Karol Kotusiewicz: Dwa tygodnie przerwy. Jak wpłyną na drużynę?
Michał Zakrzewski: Przerwa była nam bardzo potrzebna. Mogliśmy poświęcić ją na spokojne treningi i wyleczenie drobnych urazów. Udało się również poukładać pewne elementy gry i przygotować zawodniczki do nowych zadań.
Na co położono największy nacisk?
Treningi poświęciliśmy przede wszystkim na pracę nad siłą i szybkością. Musieliśmy także poprawić współpracę w ataku i obronie – to, co szwankowało ostatnio w naszej grze.

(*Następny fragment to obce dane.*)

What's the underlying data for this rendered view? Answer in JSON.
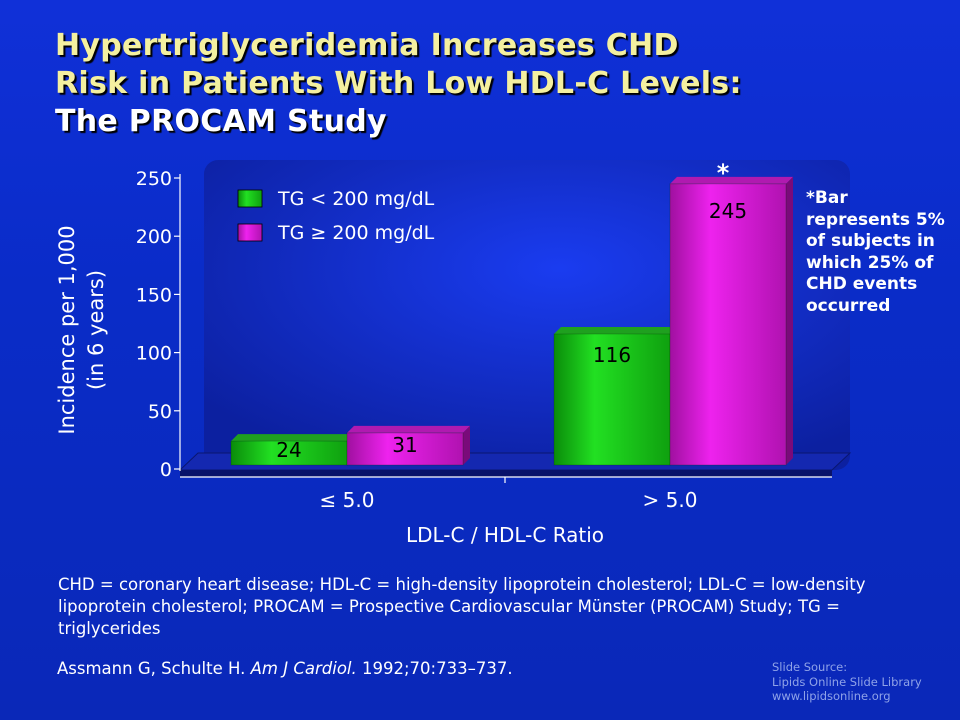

Ile zawodniczek brało udział w zajęciach?
Pojawiło się niemal 100% zawodniczek. Zajęć było nieco mniej, ale za to z dużą intensywnością. Sporo graliśmy z chłopakami – mam nadzieję, że będzie to widać w grze.
Widać wśród zawodniczek głód gry?
Dziewczyny są bardzo zmotywowane i po najbliższym meczu dwa punkty z pewnością zostaną w Słupsku. Znamy dobrze rywala, wiemy, czego spodziewać się po warszawiankach.